All of these cell types have their characteristic differences, and given a reliable way to take advantage of those differences then some form of targeted destruction can be unleashed to improve health and reverse this aspect of aging. Two of the more popular approaches to targeted cell destruction in the cancer research community involve nanoparticles such as dendrimers and viruses. The former is a bottom-up approach to building a tool: the construction of comparatively simple, minimalistic assemblies that are designed to link together and deliver a collection of specific designer molecules - perhaps a sensor to match to a type of cell, something to cause the cell to ingest the particle and its payload, and something that will sabotage the cell. Viruses on the other hand are much more complex entities, and their use embodies more of a found tool approach: some are useful because they have a preference for cancer cells over normal cells. Others can be tailored to act that way, but you work with what you can find in the wild or breed in the lab.

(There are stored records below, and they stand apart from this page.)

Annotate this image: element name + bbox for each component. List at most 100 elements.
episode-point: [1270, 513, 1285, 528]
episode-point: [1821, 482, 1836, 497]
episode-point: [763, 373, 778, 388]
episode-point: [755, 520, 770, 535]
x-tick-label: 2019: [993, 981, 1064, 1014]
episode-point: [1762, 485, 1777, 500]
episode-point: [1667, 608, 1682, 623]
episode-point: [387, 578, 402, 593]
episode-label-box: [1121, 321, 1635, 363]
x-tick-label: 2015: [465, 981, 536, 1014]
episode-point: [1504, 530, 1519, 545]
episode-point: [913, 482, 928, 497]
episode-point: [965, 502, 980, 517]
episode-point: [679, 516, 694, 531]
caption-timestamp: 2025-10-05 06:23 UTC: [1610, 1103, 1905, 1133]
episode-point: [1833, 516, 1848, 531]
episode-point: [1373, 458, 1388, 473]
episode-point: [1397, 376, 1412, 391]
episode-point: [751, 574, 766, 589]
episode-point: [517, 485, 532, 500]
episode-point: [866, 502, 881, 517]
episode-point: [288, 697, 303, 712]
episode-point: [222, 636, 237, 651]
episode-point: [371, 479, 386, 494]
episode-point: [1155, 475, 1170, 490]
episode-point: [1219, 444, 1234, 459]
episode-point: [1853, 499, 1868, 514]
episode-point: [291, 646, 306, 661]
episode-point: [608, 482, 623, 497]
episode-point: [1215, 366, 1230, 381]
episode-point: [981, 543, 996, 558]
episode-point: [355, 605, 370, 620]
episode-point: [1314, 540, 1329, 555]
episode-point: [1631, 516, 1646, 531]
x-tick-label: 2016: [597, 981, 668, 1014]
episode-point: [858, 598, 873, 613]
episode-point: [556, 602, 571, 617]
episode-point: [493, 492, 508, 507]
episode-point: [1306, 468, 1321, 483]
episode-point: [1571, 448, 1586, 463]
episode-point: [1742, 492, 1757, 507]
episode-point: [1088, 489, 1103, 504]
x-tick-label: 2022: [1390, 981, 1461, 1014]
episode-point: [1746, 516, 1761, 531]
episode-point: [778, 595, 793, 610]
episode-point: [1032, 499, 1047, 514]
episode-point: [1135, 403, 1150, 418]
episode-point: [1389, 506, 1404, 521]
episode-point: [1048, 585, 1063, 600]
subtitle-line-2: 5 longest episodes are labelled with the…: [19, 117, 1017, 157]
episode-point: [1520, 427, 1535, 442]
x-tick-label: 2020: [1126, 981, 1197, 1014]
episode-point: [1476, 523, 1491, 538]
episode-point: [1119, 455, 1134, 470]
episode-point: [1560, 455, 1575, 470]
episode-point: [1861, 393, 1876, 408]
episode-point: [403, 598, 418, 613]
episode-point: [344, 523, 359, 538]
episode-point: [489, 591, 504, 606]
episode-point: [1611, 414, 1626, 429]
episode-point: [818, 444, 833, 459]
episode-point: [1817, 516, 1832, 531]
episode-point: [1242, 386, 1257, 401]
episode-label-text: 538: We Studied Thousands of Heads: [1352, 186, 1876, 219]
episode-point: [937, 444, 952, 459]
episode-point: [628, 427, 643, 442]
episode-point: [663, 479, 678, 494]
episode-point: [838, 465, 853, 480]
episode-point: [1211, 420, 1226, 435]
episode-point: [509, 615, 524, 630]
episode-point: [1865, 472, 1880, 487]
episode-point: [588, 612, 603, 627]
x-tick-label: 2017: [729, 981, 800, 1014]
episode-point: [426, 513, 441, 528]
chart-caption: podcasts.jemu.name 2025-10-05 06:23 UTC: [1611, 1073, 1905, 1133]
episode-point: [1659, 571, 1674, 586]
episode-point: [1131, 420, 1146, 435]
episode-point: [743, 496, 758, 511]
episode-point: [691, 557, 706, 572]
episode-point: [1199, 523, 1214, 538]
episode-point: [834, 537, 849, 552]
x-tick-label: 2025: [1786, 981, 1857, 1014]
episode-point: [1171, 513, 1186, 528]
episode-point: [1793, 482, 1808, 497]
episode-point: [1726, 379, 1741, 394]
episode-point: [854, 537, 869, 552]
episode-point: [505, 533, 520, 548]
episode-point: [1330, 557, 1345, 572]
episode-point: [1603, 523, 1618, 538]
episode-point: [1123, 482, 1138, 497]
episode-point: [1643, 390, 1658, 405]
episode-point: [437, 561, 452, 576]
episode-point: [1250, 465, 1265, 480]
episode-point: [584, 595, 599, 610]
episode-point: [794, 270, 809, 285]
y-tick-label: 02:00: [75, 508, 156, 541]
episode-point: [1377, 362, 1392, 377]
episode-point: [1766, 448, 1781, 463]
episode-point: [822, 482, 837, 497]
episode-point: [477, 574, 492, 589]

As researchers build better nanoparticle-protein assemblies and become more adept at manipulating viruses to exhibit specific desired behaviors, the line between the two will eventually blur. Viruses are about as close as you can get to chemistry while still being something that is generally accepted as being biology. There's a way to go yet - no-one is producing self-replicating nanoparticles for medical use that I'm aware of - but it will happen.
Here's an example of ongoing work at the virus end of the community, showing how researchers are becoming more readily able to alter the mechanisms of viral activity to achieve the desired result, in this case improving its ability to target cancer cells and only cancer cells:
Newcastle disease virus kills chickens, but does not harm humans. It is an oncolytic virus that hones in on tumors, and has shown promising results in a number of human clinical trials for various forms of cancer. However, successful treatments have required multiple injections of large quantities of virus, because in such trials the virus probably failed to reach solid tumors in sufficient quantities, and spread poorly within the tumors.
The researchers addressed this problem by modifying the virus's fusion protein. Fusion protein fuses the virus envelope to the cell membrane, enabling the virus to enter the host cell. These proteins are activated by being cleaved by any of a number of different cellular proteases. They modified the fusion protein in their construct such that it can be cleaved only by prostate specific antigen (which is a protease). That minimizes off-target losses, because these "retargeted" viruses interact only with prostate cancer cells, thus reducing the amount of virus needed for treatment.
Retargeted Newcastle disease virus has major potential advantages over other cancer therapies. [Its specificity for prostate cancer cells means it would not attack normal cells, thereby avoiding the various unpleasant side effects of conventional chemotherapies. In previous clinical trials, even with extremely large doses of naturally occurring strains, "only mild flu-like symptoms were seen in cancer patients."